Lambeth Palace is the first community group to be approved to receive a refugee family and the government is working with a number of prospective sponsors and local authorities to enable their participation.

The Archbishop of Canterbury, Justin Welby, said:

The full community sponsorship scheme presents churches and other civil society groups with the opportunity to provide sanctuary to those fleeing war-torn places.

Refugees, like all people, are treasured human beings, made in the image of God, who deserve safety, freedom and the opportunity to flourish.

It is an enormous privilege to welcome a family to live in a cottage in the grounds of Lambeth Palace. I am hugely grateful to the Home Office and Lambeth Council for their tireless work and support in enabling this to happen.

New online service for donations

Members of the public are already volunteering to support resettled refugees in many different ways. The online service to help refugees in the UK is being launched today to help target that help where it is most needed.

It is initially being piloted in 9 local authorities and has been designed to enable local authorities to specify the type of donations they most require to support refugees in their area.
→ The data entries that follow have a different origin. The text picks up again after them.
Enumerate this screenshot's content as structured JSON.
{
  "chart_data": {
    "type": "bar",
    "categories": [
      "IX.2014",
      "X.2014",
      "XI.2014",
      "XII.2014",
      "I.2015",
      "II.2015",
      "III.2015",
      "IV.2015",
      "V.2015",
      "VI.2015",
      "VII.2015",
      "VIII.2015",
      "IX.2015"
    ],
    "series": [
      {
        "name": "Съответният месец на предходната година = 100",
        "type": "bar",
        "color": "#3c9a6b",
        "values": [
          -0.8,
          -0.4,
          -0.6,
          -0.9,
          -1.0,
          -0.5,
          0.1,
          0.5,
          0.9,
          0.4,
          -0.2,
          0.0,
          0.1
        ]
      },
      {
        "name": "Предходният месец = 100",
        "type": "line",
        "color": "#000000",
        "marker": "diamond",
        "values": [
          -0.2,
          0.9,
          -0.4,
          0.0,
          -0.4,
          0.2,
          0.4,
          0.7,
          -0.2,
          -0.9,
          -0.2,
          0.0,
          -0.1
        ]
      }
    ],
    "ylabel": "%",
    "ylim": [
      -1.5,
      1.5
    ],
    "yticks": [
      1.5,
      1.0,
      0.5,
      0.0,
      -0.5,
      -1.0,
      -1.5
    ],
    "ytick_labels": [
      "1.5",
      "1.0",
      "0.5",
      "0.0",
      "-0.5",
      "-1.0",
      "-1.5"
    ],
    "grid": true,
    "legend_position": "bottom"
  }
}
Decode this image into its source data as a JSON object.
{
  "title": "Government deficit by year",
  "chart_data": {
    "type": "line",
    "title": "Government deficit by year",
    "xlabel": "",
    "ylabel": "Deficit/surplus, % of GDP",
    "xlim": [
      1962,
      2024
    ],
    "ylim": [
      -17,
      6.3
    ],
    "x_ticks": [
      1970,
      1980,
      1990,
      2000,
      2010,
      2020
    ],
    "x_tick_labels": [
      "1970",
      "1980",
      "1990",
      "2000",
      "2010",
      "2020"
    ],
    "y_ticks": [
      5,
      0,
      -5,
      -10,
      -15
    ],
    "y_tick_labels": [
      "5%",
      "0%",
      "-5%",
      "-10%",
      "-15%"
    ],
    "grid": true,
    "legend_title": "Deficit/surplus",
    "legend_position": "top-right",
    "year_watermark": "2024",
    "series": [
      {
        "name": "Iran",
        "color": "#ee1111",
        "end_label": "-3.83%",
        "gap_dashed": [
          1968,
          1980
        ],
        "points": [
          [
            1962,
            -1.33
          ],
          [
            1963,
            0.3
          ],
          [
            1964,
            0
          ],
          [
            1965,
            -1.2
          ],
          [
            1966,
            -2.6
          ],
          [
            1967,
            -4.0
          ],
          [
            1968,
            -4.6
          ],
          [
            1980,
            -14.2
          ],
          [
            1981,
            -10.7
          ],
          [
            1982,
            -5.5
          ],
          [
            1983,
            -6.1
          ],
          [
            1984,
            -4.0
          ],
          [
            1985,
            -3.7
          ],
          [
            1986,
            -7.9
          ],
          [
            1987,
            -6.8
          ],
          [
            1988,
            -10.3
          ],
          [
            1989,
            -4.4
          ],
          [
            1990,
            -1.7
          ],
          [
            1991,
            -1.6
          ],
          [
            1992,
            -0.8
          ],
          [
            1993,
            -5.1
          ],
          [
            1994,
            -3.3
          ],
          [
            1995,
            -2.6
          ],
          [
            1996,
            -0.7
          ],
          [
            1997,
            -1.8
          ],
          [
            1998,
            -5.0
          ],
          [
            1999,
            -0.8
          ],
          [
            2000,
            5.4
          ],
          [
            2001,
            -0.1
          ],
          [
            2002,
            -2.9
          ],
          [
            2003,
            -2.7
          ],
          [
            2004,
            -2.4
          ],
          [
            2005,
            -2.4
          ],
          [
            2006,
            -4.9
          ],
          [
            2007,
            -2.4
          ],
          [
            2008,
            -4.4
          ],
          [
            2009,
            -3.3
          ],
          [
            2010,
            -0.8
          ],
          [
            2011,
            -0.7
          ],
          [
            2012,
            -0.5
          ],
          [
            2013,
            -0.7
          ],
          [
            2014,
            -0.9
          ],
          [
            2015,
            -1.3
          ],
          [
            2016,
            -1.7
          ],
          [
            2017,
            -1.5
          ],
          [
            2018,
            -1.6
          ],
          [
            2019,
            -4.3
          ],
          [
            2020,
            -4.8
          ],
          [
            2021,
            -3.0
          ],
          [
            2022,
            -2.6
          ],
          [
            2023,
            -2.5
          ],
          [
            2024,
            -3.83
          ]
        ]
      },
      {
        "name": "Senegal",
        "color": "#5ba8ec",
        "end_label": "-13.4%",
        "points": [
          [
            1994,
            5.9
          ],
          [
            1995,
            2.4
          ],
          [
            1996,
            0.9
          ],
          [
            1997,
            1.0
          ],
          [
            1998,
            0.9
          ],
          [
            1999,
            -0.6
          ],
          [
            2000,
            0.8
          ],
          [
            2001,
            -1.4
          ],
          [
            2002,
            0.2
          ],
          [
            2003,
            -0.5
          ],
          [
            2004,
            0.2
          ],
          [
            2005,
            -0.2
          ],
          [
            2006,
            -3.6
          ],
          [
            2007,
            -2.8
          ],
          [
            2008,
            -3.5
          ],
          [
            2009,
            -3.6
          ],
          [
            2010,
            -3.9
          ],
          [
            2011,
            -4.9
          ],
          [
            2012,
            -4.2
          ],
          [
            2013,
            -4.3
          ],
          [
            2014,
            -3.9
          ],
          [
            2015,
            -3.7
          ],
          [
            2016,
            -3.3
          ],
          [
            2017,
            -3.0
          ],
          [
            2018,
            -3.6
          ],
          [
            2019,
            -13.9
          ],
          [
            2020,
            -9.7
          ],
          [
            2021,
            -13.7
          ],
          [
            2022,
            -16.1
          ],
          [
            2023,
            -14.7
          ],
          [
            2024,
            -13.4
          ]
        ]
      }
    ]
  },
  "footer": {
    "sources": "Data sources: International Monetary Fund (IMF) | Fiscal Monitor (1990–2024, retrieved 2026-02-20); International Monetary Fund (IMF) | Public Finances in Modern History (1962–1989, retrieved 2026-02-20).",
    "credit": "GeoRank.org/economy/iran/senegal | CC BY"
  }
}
Users can select from a range of options for donations, including goods such as baby equipment and clothes, group and cultural outings and the use of vacant housing that must be self-contained and available for a period of at least 12 months.

Offers of help can be made by members of the public across the country. In non-pilot areas these will be considered centrally by the Home Office before being passed on to local authorities.

Further local authorities will be added to the online service in the coming months.

Communities Secretary Sajid Javid said:

This is an historic opportunity for individuals, charities, faith groups, churches and businesses to support refugee families directly.

By bringing together the voluntary sector and local and central government, we can better support those fleeing conflict to fully integrate into life in the UK.

The Syrian vulnerable persons resettlement scheme

In September 2015 the government pledged to resettle 20,000 Syrian refugees via the Syrian vulnerable persons resettlement (VPR) scheme. The latest published statistics show that more than 1,800 Syrians in need of protection have so far been provided with refuge in the UK.

More than 160 local authorities have already signed up to accept refugees via the VPR scheme, on a voluntary basis. Often with the support of community groups and the voluntary sector, local authorities have played a vital role in helping those arriving here to feel welcome and adjust to a new life in the UK, and will continue to do so.

In addition to the refugees arriving under the VPR scheme, the government has also committed to accepting up to 3,000 vulnerable children and family members directly from the Middle East and North Africa.

The full community sponsorship scheme will apply to families from both resettlement routes.

The details of the scheme have been developed in consultation with the National Refugee Welcome Board (convened by Citizens UK), Churches together: for refugees, local authorities and a range of other stakeholders including those who have come forward as prospective sponsors around the country.